ISO belongs to a family of synthetic opioids investigated as potential analgesics in the 1950s, but ISO was determined to have no clinical value. Authorities believe this latest wording was manufactured by a Chinese supplier pending the ban on fentanyl production. So while ISO itself is created by highly skilled chemists, those who mix it into the final product are probably not that sophisticated.

The purpose of mixing ISO (or fentanyl, for that matter) is to increase the effect of the parent drug and deliver a better dose or enhance its addictive properties to keep users coming back for more. But because traders are more concerned with profits than quality, their products are chopped up and mixed with other substances. And since it takes such a minimal amount of ISO to have devastating effects, imperfect mixing can lead to deadly results. This is compounded by the fact that the user may never have taken ISO before, so there is zero tolerance, making overdose even more likely.

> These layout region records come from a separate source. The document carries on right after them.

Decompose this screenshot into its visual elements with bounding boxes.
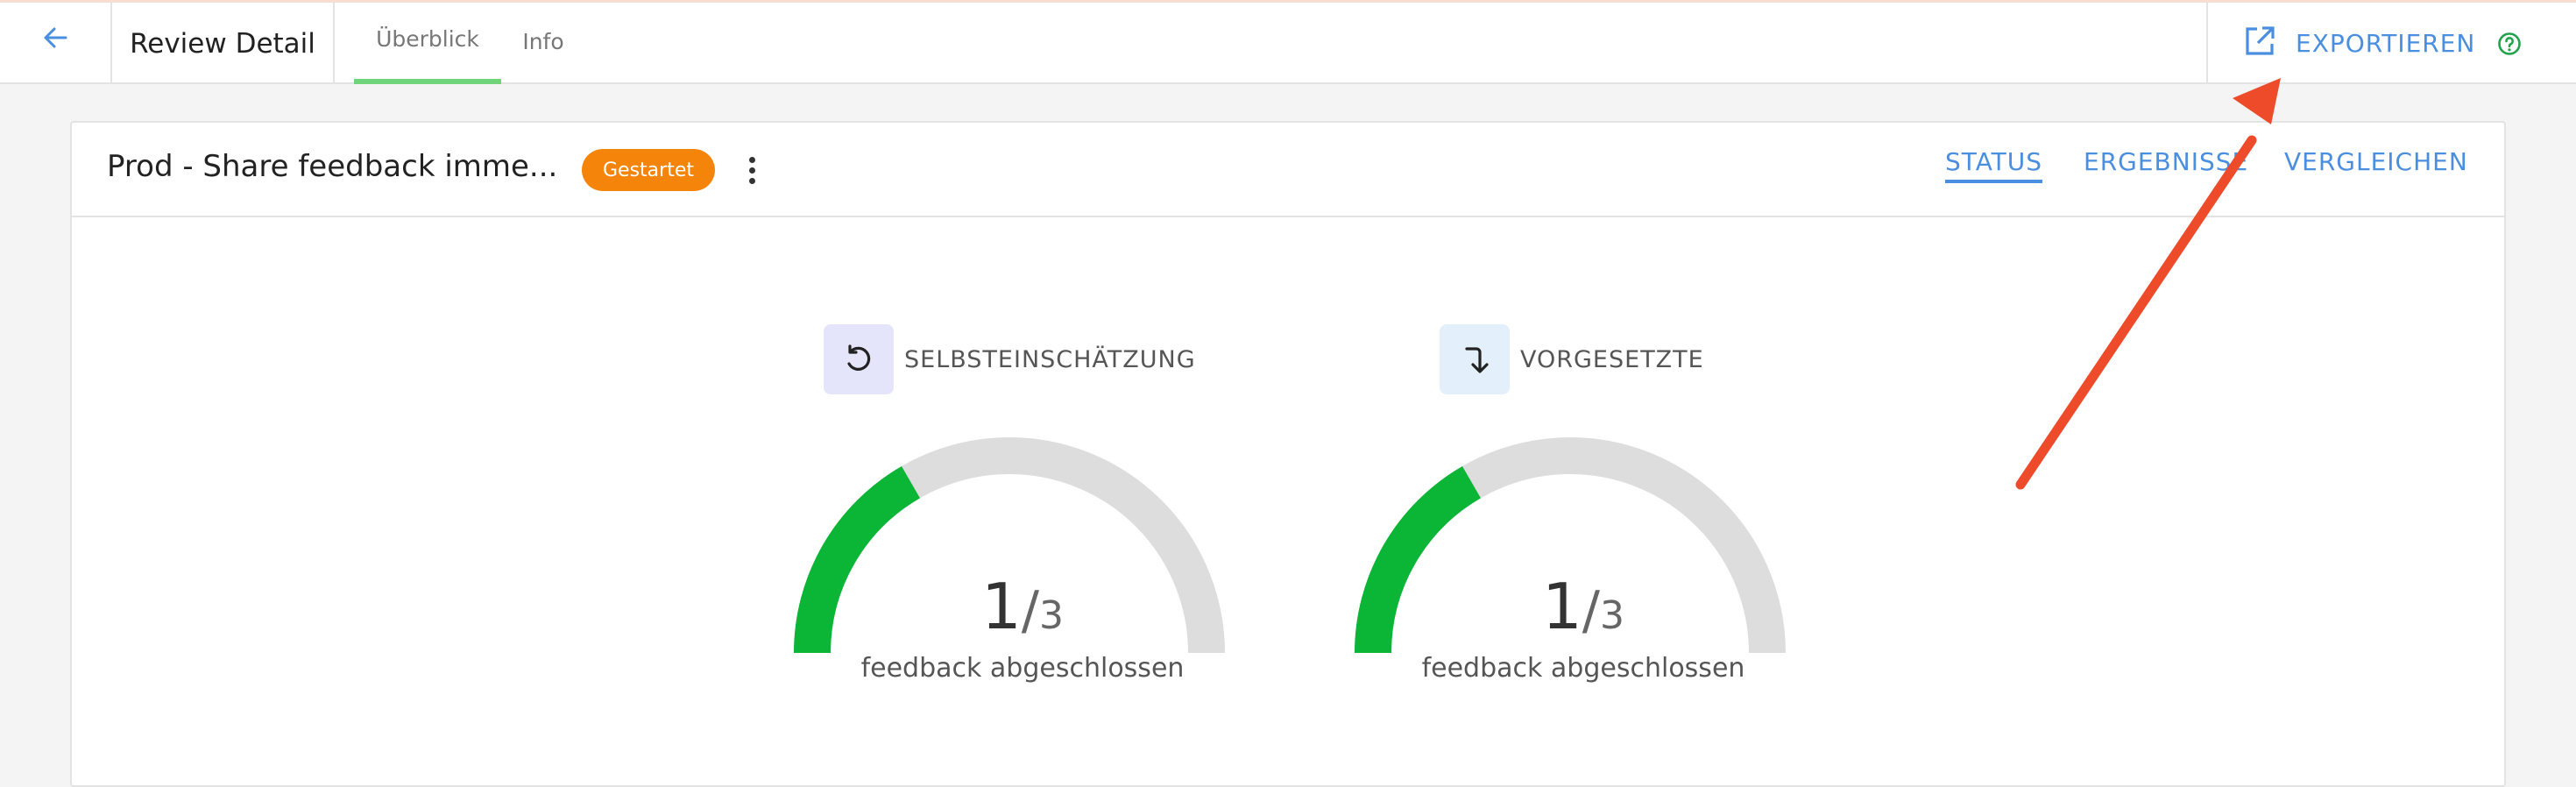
gauge-chart — [794, 437, 1225, 654]
tab-ueberblick[interactable]: Überblick — [354, 3, 501, 84]
export-button[interactable]: EXPORTIEREN — [2243, 24, 2475, 62]
gauge-caption: feedback abgeschlossen — [860, 653, 1185, 684]
review-card-header: Prod - Share feedback imme... Gestartet … — [72, 123, 2504, 217]
page-title: Review Detail — [112, 3, 335, 84]
gauge-value: 1/3 — [1452, 570, 1715, 643]
gauge-label: VORGESETZTE — [1520, 345, 1704, 373]
gauge-completed: 1 — [980, 570, 1022, 643]
gauge-chart — [1355, 437, 1786, 654]
review-card: Prod - Share feedback imme... Gestartet … — [70, 121, 2506, 787]
gauge-caption: feedback abgeschlossen — [1421, 653, 1745, 684]
gauge-separator: / — [1582, 580, 1601, 642]
more-vertical-icon[interactable] — [734, 149, 769, 191]
gauge-total: 3 — [1039, 593, 1065, 638]
rotate-ccw-icon — [824, 324, 894, 394]
back-button[interactable] — [0, 3, 112, 84]
gauge-separator: / — [1021, 580, 1040, 642]
gauge-value: 1/3 — [891, 570, 1154, 643]
tab-status[interactable]: STATUS — [1945, 147, 2043, 183]
export-label: EXPORTIEREN — [2296, 28, 2476, 58]
help-circle-icon[interactable] — [2497, 32, 2522, 60]
tab-vergleichen[interactable]: VERGLEICHEN — [2284, 147, 2468, 180]
gauge-total: 3 — [1600, 593, 1625, 638]
arrow-down-corner-icon — [1440, 324, 1510, 394]
arrow-left-icon — [42, 27, 68, 53]
tab-info[interactable]: Info — [506, 3, 580, 84]
top-bar: Review Detail Überblick Info EXPORTIEREN — [0, 0, 2576, 84]
review-title: Prod - Share feedback imme... — [107, 149, 558, 184]
external-link-icon — [2243, 25, 2276, 61]
gauge-completed: 1 — [1541, 570, 1582, 643]
status-badge: Gestartet — [582, 149, 715, 191]
gauge-label: SELBSTEINSCHÄTZUNG — [904, 345, 1196, 373]
tab-ergebnisse[interactable]: ERGEBNISSE — [2084, 147, 2248, 180]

Tighter controls have had unintended consequences

But how do drugs like ISO become desirable in the first place? Simply put, through the law of supply and demand. Few would argue that curbing opiate prescriptions is a necessary step toward reducing the epidemic of opiate addiction. But tighter controls on opioids actually have devastating unintended consequences as opioid addicts turn to other drugs.

This shift paved the way for more dangerous drugs like heroin, fentanyl, and ISO to fill the void, causing unprecedented overdose deaths that, tragically, shows no signs of slowing down.

The way forward

It is impossible to avoid what cannot be seen. There is no identifiable way to determine if a drug is adulterated with ISO or any other substance for that matter. As a result, counterfeit Adderall, Xanax, oxycodone and others are becoming less likely to be the specific substance being advertised.

Taking any pill that has been given and not prescribed is a deadly bet. Unfortunately, these stories are becoming more common. The best way to reduce the adverse effects of a substance that many may not know about, let alone be able to detect, would be to stay away from it altogether.

In our rush to save lives, we may have oversimplified the problem by trying to solve a very complex problem with a one-point solution: cutting off access to medicine. In hindsight—and in real time—there is much more that needs to be done to curb our nation’s addiction epidemic.